Durante vários anos da década de 1990, foi agente governamental em representação da República Eslovaca no Tribunal Europeu dos Direitos do Homem e na Comissão Europeia dos Direitos do Homem. Em 1999, tornou-se presidente do partido Smer (Direção), do qual tem sido uma figura central desde então.

Fico e o Smer têm sido frequentemente descritos como sendo de esquerda-populista, embora também tenha sido comparado a políticos de direita, como o primeiro-ministro nacionalista da vizinha Hungria, Viktor Orbán.

Regressou ao poder na Eslováquia no ano passado, depois de ter sido primeiro-ministro por duas vezes, de 2006 a 2010 e de 2012 a 2018. O seu terceiro mandato fez dele o chefe de governo há mais tempo em funções na história da Eslováquia, membro da União Europeia e da NATO.

Após cinco anos na oposição, o partido de Fico ganhou as eleições parlamentares do ano passado com uma plataforma pró-russa e anti-americana.
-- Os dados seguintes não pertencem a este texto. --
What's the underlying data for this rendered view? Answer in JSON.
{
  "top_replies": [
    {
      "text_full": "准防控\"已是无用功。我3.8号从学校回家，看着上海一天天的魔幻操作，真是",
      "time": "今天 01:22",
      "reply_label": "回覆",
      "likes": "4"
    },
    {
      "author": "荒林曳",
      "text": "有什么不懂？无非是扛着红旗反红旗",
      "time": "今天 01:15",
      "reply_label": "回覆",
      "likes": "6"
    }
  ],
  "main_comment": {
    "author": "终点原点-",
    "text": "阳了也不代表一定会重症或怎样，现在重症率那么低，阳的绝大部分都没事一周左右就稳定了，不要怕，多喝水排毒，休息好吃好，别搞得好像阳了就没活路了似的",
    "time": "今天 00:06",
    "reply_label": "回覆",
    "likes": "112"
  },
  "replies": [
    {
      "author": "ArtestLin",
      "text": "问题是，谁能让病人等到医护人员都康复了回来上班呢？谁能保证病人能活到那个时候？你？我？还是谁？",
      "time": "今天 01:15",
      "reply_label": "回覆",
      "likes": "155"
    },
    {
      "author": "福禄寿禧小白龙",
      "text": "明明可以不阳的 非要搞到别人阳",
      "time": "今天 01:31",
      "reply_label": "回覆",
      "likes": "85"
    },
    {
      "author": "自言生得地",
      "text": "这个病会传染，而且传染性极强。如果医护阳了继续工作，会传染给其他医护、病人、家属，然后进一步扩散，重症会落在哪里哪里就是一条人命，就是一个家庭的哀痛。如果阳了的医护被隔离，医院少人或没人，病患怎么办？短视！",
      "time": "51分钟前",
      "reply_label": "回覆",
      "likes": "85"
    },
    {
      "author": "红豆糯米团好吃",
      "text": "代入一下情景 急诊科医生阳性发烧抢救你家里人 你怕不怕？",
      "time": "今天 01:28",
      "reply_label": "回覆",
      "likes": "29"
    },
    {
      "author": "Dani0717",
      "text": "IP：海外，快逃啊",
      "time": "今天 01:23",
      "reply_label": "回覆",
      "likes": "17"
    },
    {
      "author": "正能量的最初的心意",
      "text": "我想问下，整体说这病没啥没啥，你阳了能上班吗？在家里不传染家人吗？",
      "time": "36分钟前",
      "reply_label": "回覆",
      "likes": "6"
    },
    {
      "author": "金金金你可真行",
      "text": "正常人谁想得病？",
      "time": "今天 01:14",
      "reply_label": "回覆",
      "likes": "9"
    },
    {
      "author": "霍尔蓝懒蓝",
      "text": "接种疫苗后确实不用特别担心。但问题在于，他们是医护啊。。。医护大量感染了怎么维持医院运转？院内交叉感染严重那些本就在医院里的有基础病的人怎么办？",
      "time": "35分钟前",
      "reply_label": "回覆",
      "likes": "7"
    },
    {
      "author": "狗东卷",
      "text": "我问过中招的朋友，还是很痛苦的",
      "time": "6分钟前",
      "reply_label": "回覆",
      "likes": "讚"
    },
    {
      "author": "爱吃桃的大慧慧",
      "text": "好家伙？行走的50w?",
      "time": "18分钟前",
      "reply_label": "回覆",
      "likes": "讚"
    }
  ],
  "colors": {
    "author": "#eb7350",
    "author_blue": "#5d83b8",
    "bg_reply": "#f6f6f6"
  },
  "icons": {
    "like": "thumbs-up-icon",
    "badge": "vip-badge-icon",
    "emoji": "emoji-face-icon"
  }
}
Prometeu acabar com o apoio militar da Eslováquia à Ucrânia, que lutou contra a invasão total da Rússia, e argumentou que a NATO e os Estados Unidos provocaram Moscovo para a guerra.

Após a sua vitória eleitoral, o novo governo suspendeu imediatamente o fornecimento de armas à Ucrânia. Milhares de pessoas saíram repetidamente às ruas em toda a Eslováquia para se manifestarem contra as políticas pró-russas e outras, incluindo os planos para alterar o código penal, eliminar um procurador especial anti-suborno e assumir o controlo dos meios de comunicação social públicos.

O regresso de Fico ao poder causou preocupação entre os seus críticos, que receavam que ele e o seu partido - há muito manchado por escândalos - desviassem a Eslováquia do seu caminho pró-ocidental. Comprometeu-se a seguir uma política externa "soberana", prometeu uma posição dura contra a migração e as organizações não governamentais e fez campanha contra os direitos LGBTQ+.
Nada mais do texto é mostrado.